The woman discovered soon that she could no longer stare out over the landscape of shadowy rain. Perhaps a matter of inevitability, perhaps of barometric pressure, the storm triggered something within her, or perhaps simply tore an existing hole wider. Gazing through both the curtain settled upon her lawn, and that sucked into her own mind, she reached with a clammy hand to stifle a broken sob and brush away familiar tears. The grey monotony outside seemed somehow inviting, invisible. A place to walk in infinite anonymity, and discover some measure of mundane peace. A place to wait in soft silence while alive, and rest in heavy eternity when dead.

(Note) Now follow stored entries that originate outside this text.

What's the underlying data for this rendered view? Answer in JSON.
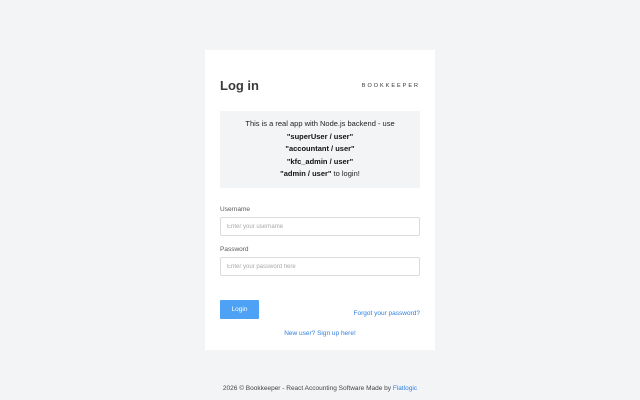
{
  "login": {
    "title": "Log in",
    "brand": "BOOKKEEPER",
    "notice": {
      "line1": "This is a real app with Node.js backend - use",
      "cred1": "\"superUser / user\"",
      "cred2": "\"accountant / user\"",
      "cred3": "\"kfc_admin / user\"",
      "cred4": "\"admin / user\"",
      "tail": " to login!"
    },
    "username_label": "Username",
    "username_placeholder": "Enter your username",
    "username_value": "",
    "password_label": "Password",
    "password_placeholder": "Enter your password here",
    "password_value": "",
    "login_button": "Login",
    "forgot_link": "Forgot your password?",
    "signup_link": "New user? Sign up here!"
  },
  "footer": {
    "text": "2026 © Bookkeeper - React Accounting Software Made by ",
    "link": "Flatlogic"
  },
  "colors": {
    "background": "#f3f4f6",
    "accent": "#4ea2f5",
    "link": "#2f7fe0"
  }
}
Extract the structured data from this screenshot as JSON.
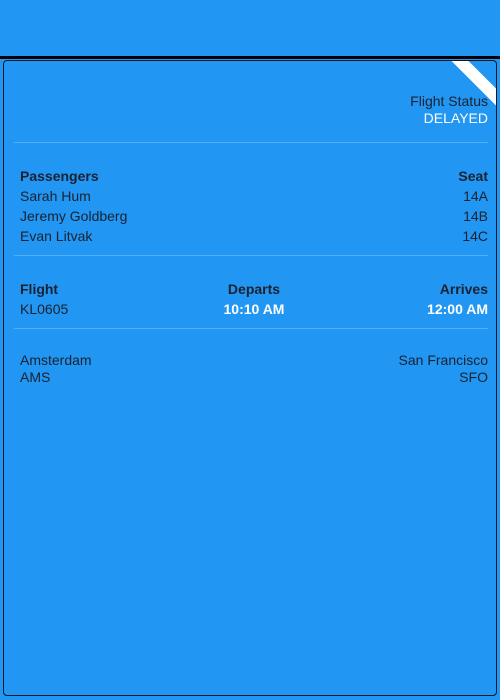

In a strange and purposeful daze, she collected her three remaining cans of mist, and carried them to her own bedroom, huddling in a breathless world beneath heavy quilts. After finishing the first, she could not recall for a moment where she was, and following the second her mind grew murky, and she could feel the shadow of her former life slipping away- she forgot the way flowers smelled after a fresh spring rain, how roaming winds sifted through loose grass in search of earthly treasure, and the rising chorus of her daughter’s laughter as it sounded from a neighboring room. The third can stole what was left of the world from the folds of her mind, and an entire dictionary worth of words was ripped from her tongue, her thoughts plunging into a murky and rippled well. She stumbled down the hallway, past her daughter’s room whose significance now lay only in lost memory, through empty hallways, the dull kitchen. Out into the pounding rain, where she faintly registered the dagger-like strikes of vehement drops. Slowly across the shining yellow lines of her street, feet dragging, head lolling, partially fixed in this world, in the act of stepping towards another. Numbly into the shivering arms of a man who had recognized the flowers of her dress like a screaming lighthouse in the tumultuous storm. There she leaned against his bony chest, staring into water-slicked hair, eyes that failed to fully grasp the moment before them, and whispered the forbidden word she could not push from the white plains of her mind, the one unfurled across her psyche like a banner over the main street of a ghost town- “Charlotte, my Charlotte.” And as rain mixed with tears like rivers with the sea, he lowered his face to her trembling head and breathed in the scent of loss so profound his lungs hummed with sympathy, and eyes welled with sorrow, and he clung to her frail body as if it was the last token of goodness in a life created simply to be torn apart. And there, for a breathless moment split into a thousand shards of shattered glass, the world was whole again.